As for dessert, B's chocolate-walnut bread pudding successfully sidesteps the law requiring every restaurant to serve warm chocolate cake. Each bite of the pudding was moist, nutty, and saturated with dark chocolate.

You ask, hmm, can I put together the same meal when I go there? Don't consult the menu -- bring your crystal ball. Good converts to Californianism, B's owners focus on seasonal produce, use as much organic produce as they can, and change the menu frequently. Sometimes they even tweak it between the time you order your food and the time you receive it.

I first stopped in six weeks ago, just as summer's tomatoes and eggplants were fading away. My friends and I spotted a number of discrepancies between our three menus, and asked the server about them. "Oh, the menu's in transition," she said. "Some of these items aren't even correct, because the chefs have changed them." She pointed out a few that she thought were unavailable, then left. A minute later, she sidled back. "I just wanted to add that if the chefs make a change, it's for the better."

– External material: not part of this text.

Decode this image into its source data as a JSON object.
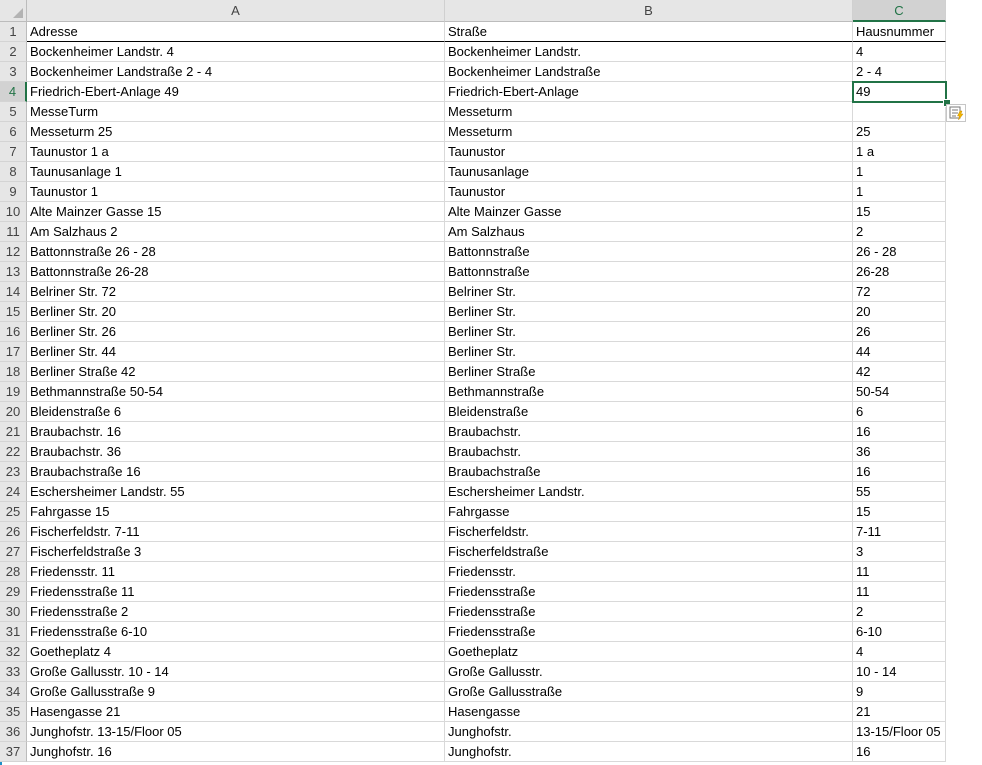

But substituting an overcooked, grilled chicken breast for "roasted chicken" without telling us was not an improvement, especially since there was little seasoning and no sauce to dress the tough meat, just a scattering of chopped basil and tarragon by way of an apology. (Side note: newer menus do advertise the chicken as "grilled.") Two plump crabcakes, delicately pressed together and coated in a fine layer of breadcrumbs, were lovely, but the fried green tomatoes that were advertised to be underneath were replaced by sweet ripe red tomatoes that fell apart in the oil and missed the point.

After that meal I decided that the owners needed more time to settle in, and returned a month later, spotting clear signs of improvement. Our greeting was warm and immediate, and our server wasn't quite as cavalier as the last. Open and smiling, she pretended to be low-key but monitored the table closely, checking in at just the right moments. When we noted that the kitchen had pulled another switcheroo, she scared up the part of the entrée that had disappeared.

On balance, though, the cooks don't appear to think through the composition of their plates, so much of B's food muddles its way between okay and good, garnished with whatever vegetables seem to be on hand. One mixed-green salad packed a few too many contrasting ingredients between the leaves, but it was nicely dressed. The flavors of the sautéed mushrooms, corn, grilled onions, and goat cheese on one flatbread fit together snugly, but the bread itself turned out to be a limp crepe. For a roasted vegetable plate, the cooks surrounded a pile of al dente orzo pasta with char-edged red bell peppers, cremini mushrooms, sunburst squash -- and a portobello mushroom sopping with balsamic vinegar. The kitchen does, however, have a particular gift for red meat: A flank steak, thinly sliced and topped with Gorgonzola, was cooked as perfectly as the pork.

B reminds me of Clark Gable, who started off a charismatic actor from the Midwest whose big ears and high-pitched voice resigned him to bit parts. Then he got hitched to an acting coach who made him cap his teeth, get his ears pinned, and wrestle his voice into a more manly register. B clearly wants to be a star, and has the raw beauty and affable vibe to become one. Now all that's wanting is some finesse.